Critical Overview
When A Clockwork Orange was published in 1962, it had twenty-one chapters. Its American edition, however, was published with only twenty chapters a year later, the publisher W. W. Norton having removed the last chapter because they thought it was too sentimental. It was not until 1987 that American editions were published with the last chapter included. Of the controversy, Burgess writes in his essay "A Clockwork Orange Resucked," found in the 1987 edition: "My book was Kennedyan and accepted the notion of moral progress. What was really wanted was a Nixonian book with no shred of optimism in it."

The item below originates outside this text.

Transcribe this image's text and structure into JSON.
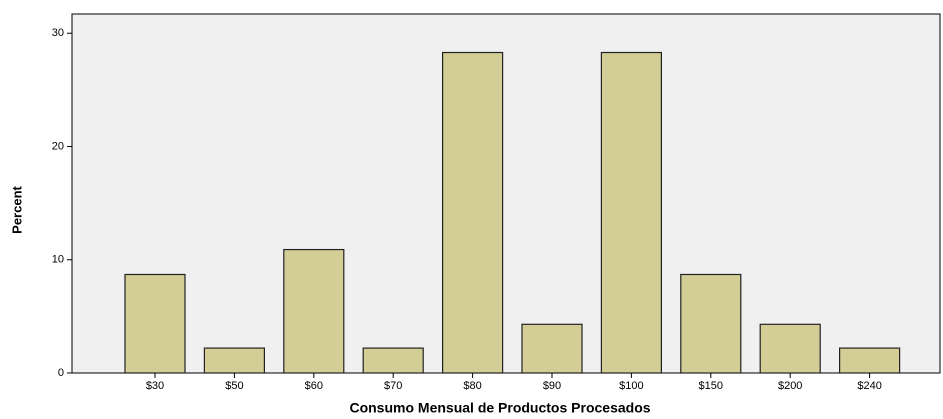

The reviews the novel received were generally favorable and emphasized both its thematic elements and its style. An anonymous reviewer for the New York Times calls the book "brilliant," and writes, "A Clockwork Orange is a tour-de-force in nastiness, an inventive primer in total violence, a savage satire on the distortions of the single and collective minds." The 1987 American edition carries a blurb from Time magazine which states, "Anthony Burgess has written what looks like a nasty little shocker, but is really that rare thing in English letters—a philosophical novel."
The novel has received its share of attention from academic critics as well. John W. Tilton, writing in Cosmic Satire in the Contemporary Novel, praises Burgess's use of Nadsat, saying that Burgess used it "[t]o assure the survival of the novel by creating a slang idiom for Alex that would not grow stale or outmoded as real slang does." In his study of Burgess's novels entitled The Clockwork Universe of Anthony Burgess, critic Richard Mathews writes that "A Clockwork Orange is a masterpiece as both a novel and a film."
Comparing the kind of government in the novel to "a rotten mechanical fruit," Mathews argues that Alex's "disturbed spirit may somewhere awaken our sleeping moral sensibilities." Robert O. Evans, in his essay on Burgess in British Novelists since 1900, considers the work "an expression of disgust and revulsion about what has happened to society in our lifetimes." In her essay, "Linguistics, Mechanics, and Metaphysics: Anthony Burgess's A Clockwork Orange," Esther Petix writes, "The reader is as much a flailing victim of the author as he is a victim of time's finite presence." Petix notes that, like Alex, the reader also comes of age in reading the book, and "is charged with advancement and growth."